2. In a calorimetry experiment, 50.0 g of a 2.04 mole/kg HCl solution is mixed with 50.0 g of a 2.13
mol/kg NaOH solution. The specific heat of the resulting solution is 3.90 J·˚C−1·g−1.
The temperature of the mixture rises from 22.1 ºC to 37.0 ºC. Calculate the enthalpy change for the
overall reaction
3^x=45/79000^y^b
that does not help
"helper" doesn't seem to get how unhelpful it is to spew out a bunch of numbers with no explanation.
Carmin, I suggest you repost your question, and simply put "Chemistry" in the School Subject box.

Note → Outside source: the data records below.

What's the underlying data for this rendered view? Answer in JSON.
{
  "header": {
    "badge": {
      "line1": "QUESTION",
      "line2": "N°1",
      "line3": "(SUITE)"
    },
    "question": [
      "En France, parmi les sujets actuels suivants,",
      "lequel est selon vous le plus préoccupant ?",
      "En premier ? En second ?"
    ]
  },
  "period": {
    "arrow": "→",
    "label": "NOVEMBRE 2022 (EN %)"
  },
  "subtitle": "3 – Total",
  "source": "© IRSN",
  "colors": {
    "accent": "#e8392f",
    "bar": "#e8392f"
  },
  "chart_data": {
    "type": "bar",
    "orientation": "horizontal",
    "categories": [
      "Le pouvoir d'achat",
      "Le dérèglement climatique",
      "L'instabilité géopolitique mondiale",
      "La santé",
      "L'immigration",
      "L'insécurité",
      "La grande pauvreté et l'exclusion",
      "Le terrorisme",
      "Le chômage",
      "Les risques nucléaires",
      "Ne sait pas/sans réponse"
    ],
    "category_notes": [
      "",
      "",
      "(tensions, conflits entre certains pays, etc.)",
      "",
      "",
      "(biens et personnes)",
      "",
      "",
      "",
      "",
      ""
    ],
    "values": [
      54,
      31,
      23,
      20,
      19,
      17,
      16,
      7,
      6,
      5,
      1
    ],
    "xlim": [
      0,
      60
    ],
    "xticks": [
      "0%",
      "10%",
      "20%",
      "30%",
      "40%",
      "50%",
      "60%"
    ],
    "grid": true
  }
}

helper look for my question and help me please
To calculate the enthalpy change for the overall reaction, we can use the equation:
ΔH = (m × c × ΔT) / n
Where:
ΔH is the enthalpy change for the overall reaction
m is the mass of the solution (in grams)
c is the specific heat capacity of the solution (in J·˚C−1·g−1)
ΔT is the change in temperature (in ˚C)
n is the number of moles of the limiting reactant in the reaction
First, we need to calculate the number of moles of the limiting reactant in the reaction. The limiting reactant is the reactant that is completely consumed and determines the amount of product formed.
To find the limiting reactant, we need to compare the number of moles of HCl and NaOH. The balanced chemical equation for the reaction between HCl and NaOH is:
HCl + NaOH → NaCl + H₂O
The stoichiometric ratio between HCl and NaOH is 1:1. This means that for every 1 mole of HCl, we need 1 mole of NaOH. Since the moles of HCl is given as 2.04 mole/kg and the moles of NaOH is given as 2.13 mol/kg, we can compare the number of moles of HCl and NaOH by multiplying the moles per kg by the mass of the solutions:
Moles of HCl = (2.04 mol/kg) × (0.05 kg) = 0.102 mol
Moles of NaOH = (2.13 mol/kg) × (0.05 kg) = 0.1065 mol
Since the stoichiometric ratio is 1:1, the limiting reactant is HCl because it has the smaller amount of moles.
Next, we can calculate the enthalpy change using the equation mentioned earlier:
ΔH = (m × c × ΔT) / n
Substituting the given values:
m = 50.0 g (mass of the solution)
c = 3.90 J·˚C−1·g−1 (specific heat of the solution)
ΔT = (37.0 ºC - 22.1 ºC) = 14.9 ºC (change in temperature)
n = 0.102 mol (number of moles of HCl, the limiting reactant)
ΔH = (50.0 g × 3.90 J·˚C−1·g−1 × 14.9 ºC) / 0.102 mol
Calculating this value will give you the enthalpy change for the overall reaction.